Beautiful bike, it's my first time seeing a 'Streamliner' though.


----------



## Talewinds (Oct 11, 2011)

Wow! That's NOS!


----------



## Pedalsnostalgia (Oct 11, 2011)

*Wow*

That has got to be the nicest MW Streamliner on the planet. Great score. Wana sell it? Jeff


----------



## VintageSchwinn.com (Oct 11, 2011)

That things is NUTS!!!  The detail on the surface of the seat is ridiculous!!  I love those peanut-tank bikes, absolutely killer!

I believe that model Streamliner was what the Panther II and Panther III evolved into when the Panther was discontinued in late 1960-ish.


----------



## antque (Oct 12, 2011)

*Streamliner*

The Streamliner was made only one year 1961, there was an earlier version on the 50's, The bike came in various colors, but all had painted fenders and limited chrome. Thanks for all you comments


----------



## ridingtoy (Oct 14, 2011)

That out building must have had the perfect climate for preserving metal items like vintage bicycles. The Schwinn is in immaculate condition. Bikes don't stay that clean even in my dry basement! Terrific find!

Dave


----------



## oldbikehome (Oct 14, 2011)

I always liked that bike. I have had a couple but that is probably one o the best ones in the country. They were pretty rare to begin with and most I have seen have been black. What a great score.


----------



## viper806 (Feb 11, 2012)

*WOW Memories!*



antque said:


> This bike was found in a out building a few towns over from me. the bike was the owners uncles who died years ago and the bike was stored away. Everything on the bike is original, even the Westwind tires. Paint is almost perfect, Thanks for looking.




I received this exact bike in radiant green for Christmas when I was 12 years old. My younger brother got a blue one. Mine was stolen about a year after I got it while I was fishing one Saturday afternoon. Boy, did I love that bike. I remember waxing it and that green paint just glistened. Wish I had it now.


----------



## Terry66 (Feb 12, 2012)

Wow, that is nice! So, are you selling or keeping?


----------



## HIGGINSFOREVER (Feb 12, 2012)

Up till 2 weeks ago i had never seem or heard of a schwinn streamliner.Then i picked up a nice og 1956 green streamliner and now i see a beautiful middleweight in that same green.Great find,just goes to show there still out there.


----------



## jd56 (Feb 12, 2012)

*Nice find*

Even though this was an old post....I have to say.....sweeeeet!
Hope you still have it.

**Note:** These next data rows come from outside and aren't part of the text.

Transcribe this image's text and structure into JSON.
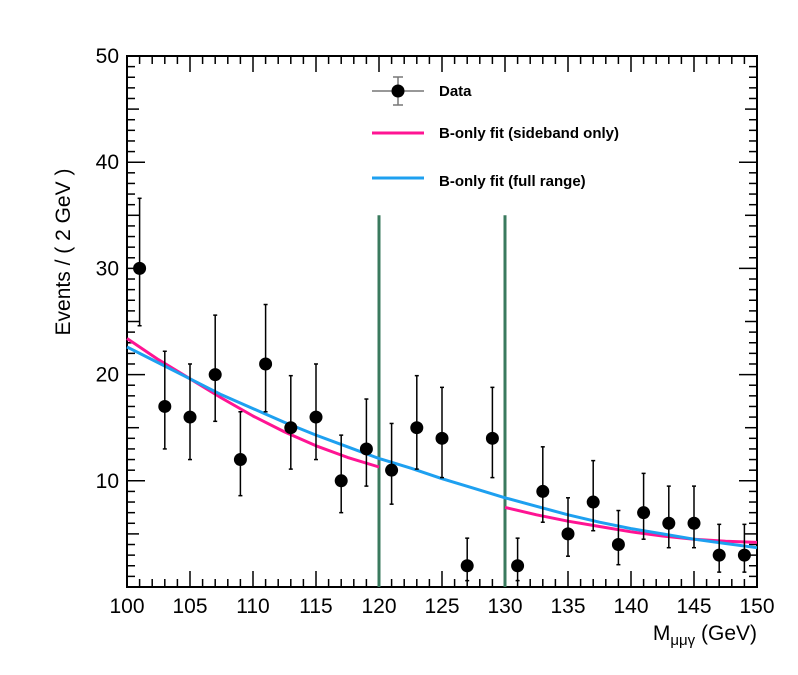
{
  "chart_data": {
    "type": "scatter",
    "title": "",
    "xlabel": "M",
    "xlabel_sub": "μμγ",
    "xlabel_unit": " (GeV)",
    "ylabel": "Events / ( 2 GeV )",
    "xlim": [
      100,
      150
    ],
    "ylim": [
      0,
      50
    ],
    "x_ticks": [
      100,
      105,
      110,
      115,
      120,
      125,
      130,
      135,
      140,
      145,
      150
    ],
    "y_ticks": [
      10,
      20,
      30,
      40,
      50
    ],
    "data": {
      "name": "Data",
      "color": "#000000",
      "points": [
        {
          "x": 101,
          "y": 30,
          "ylo": 24.6,
          "yhi": 36.6
        },
        {
          "x": 103,
          "y": 17,
          "ylo": 13.0,
          "yhi": 22.2
        },
        {
          "x": 105,
          "y": 16,
          "ylo": 12.0,
          "yhi": 21.0
        },
        {
          "x": 107,
          "y": 20,
          "ylo": 15.6,
          "yhi": 25.6
        },
        {
          "x": 109,
          "y": 12,
          "ylo": 8.6,
          "yhi": 16.5
        },
        {
          "x": 111,
          "y": 21,
          "ylo": 16.5,
          "yhi": 26.6
        },
        {
          "x": 113,
          "y": 15,
          "ylo": 11.1,
          "yhi": 19.9
        },
        {
          "x": 115,
          "y": 16,
          "ylo": 12.0,
          "yhi": 21.0
        },
        {
          "x": 117,
          "y": 10,
          "ylo": 7.0,
          "yhi": 14.3
        },
        {
          "x": 119,
          "y": 13,
          "ylo": 9.5,
          "yhi": 17.7
        },
        {
          "x": 121,
          "y": 11,
          "ylo": 7.8,
          "yhi": 15.4
        },
        {
          "x": 123,
          "y": 15,
          "ylo": 11.1,
          "yhi": 19.9
        },
        {
          "x": 125,
          "y": 14,
          "ylo": 10.3,
          "yhi": 18.8
        },
        {
          "x": 127,
          "y": 2,
          "ylo": 0.6,
          "yhi": 4.6
        },
        {
          "x": 129,
          "y": 14,
          "ylo": 10.3,
          "yhi": 18.8
        },
        {
          "x": 131,
          "y": 2,
          "ylo": 0.6,
          "yhi": 4.6
        },
        {
          "x": 133,
          "y": 9,
          "ylo": 6.1,
          "yhi": 13.2
        },
        {
          "x": 135,
          "y": 5,
          "ylo": 2.9,
          "yhi": 8.4
        },
        {
          "x": 137,
          "y": 8,
          "ylo": 5.3,
          "yhi": 11.9
        },
        {
          "x": 139,
          "y": 4,
          "ylo": 2.1,
          "yhi": 7.2
        },
        {
          "x": 141,
          "y": 7,
          "ylo": 4.5,
          "yhi": 10.7
        },
        {
          "x": 143,
          "y": 6,
          "ylo": 3.7,
          "yhi": 9.5
        },
        {
          "x": 145,
          "y": 6,
          "ylo": 3.7,
          "yhi": 9.5
        },
        {
          "x": 147,
          "y": 3,
          "ylo": 1.4,
          "yhi": 5.9
        },
        {
          "x": 149,
          "y": 3,
          "ylo": 1.4,
          "yhi": 5.9
        }
      ]
    },
    "series": [
      {
        "name": "B-only fit (sideband only)",
        "color": "#ff1493",
        "segments": [
          {
            "x": [
              100,
              102.5,
              105,
              107.5,
              110,
              112.5,
              115,
              117.5,
              120
            ],
            "y": [
              23.4,
              21.4,
              19.6,
              17.8,
              16.1,
              14.6,
              13.3,
              12.2,
              11.3
            ]
          },
          {
            "x": [
              130,
              132.5,
              135,
              137.5,
              140,
              142.5,
              145,
              147.5,
              150
            ],
            "y": [
              7.5,
              6.8,
              6.2,
              5.7,
              5.2,
              4.8,
              4.5,
              4.3,
              4.2
            ]
          }
        ]
      },
      {
        "name": "B-only fit (full range)",
        "color": "#1ea0f0",
        "segments": [
          {
            "x": [
              100,
              102.5,
              105,
              107.5,
              110,
              112.5,
              115,
              117.5,
              120,
              122.5,
              125,
              127.5,
              130,
              132.5,
              135,
              137.5,
              140,
              142.5,
              145,
              147.5,
              150
            ],
            "y": [
              22.6,
              21.1,
              19.6,
              18.1,
              16.8,
              15.5,
              14.3,
              13.2,
              12.1,
              11.2,
              10.2,
              9.3,
              8.4,
              7.6,
              6.8,
              6.1,
              5.5,
              5.0,
              4.5,
              4.1,
              3.7
            ]
          }
        ]
      }
    ],
    "vertical_lines": [
      {
        "x": 120,
        "y_top": 35,
        "color": "#3a7a5e"
      },
      {
        "x": 130,
        "y_top": 35,
        "color": "#3a7a5e"
      }
    ],
    "legend": {
      "position": "top-center",
      "entries": [
        "Data",
        "B-only fit (sideband only)",
        "B-only fit (full range)"
      ]
    }
  }
}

That would be a hard one to sell from my herd if I had it.


----------



## 1959firearrow (Feb 12, 2012)

What is the name of that paint color? My 1967 typhoon project is going to be painted that color, Best color I have ever seen on a Schwinn.


----------



## antque (Feb 13, 2012)

*Streamliner*

Thanks for all the responses. the color is radiant green, At this time I'm keeping the bike, i'll never find one in this condition again,


----------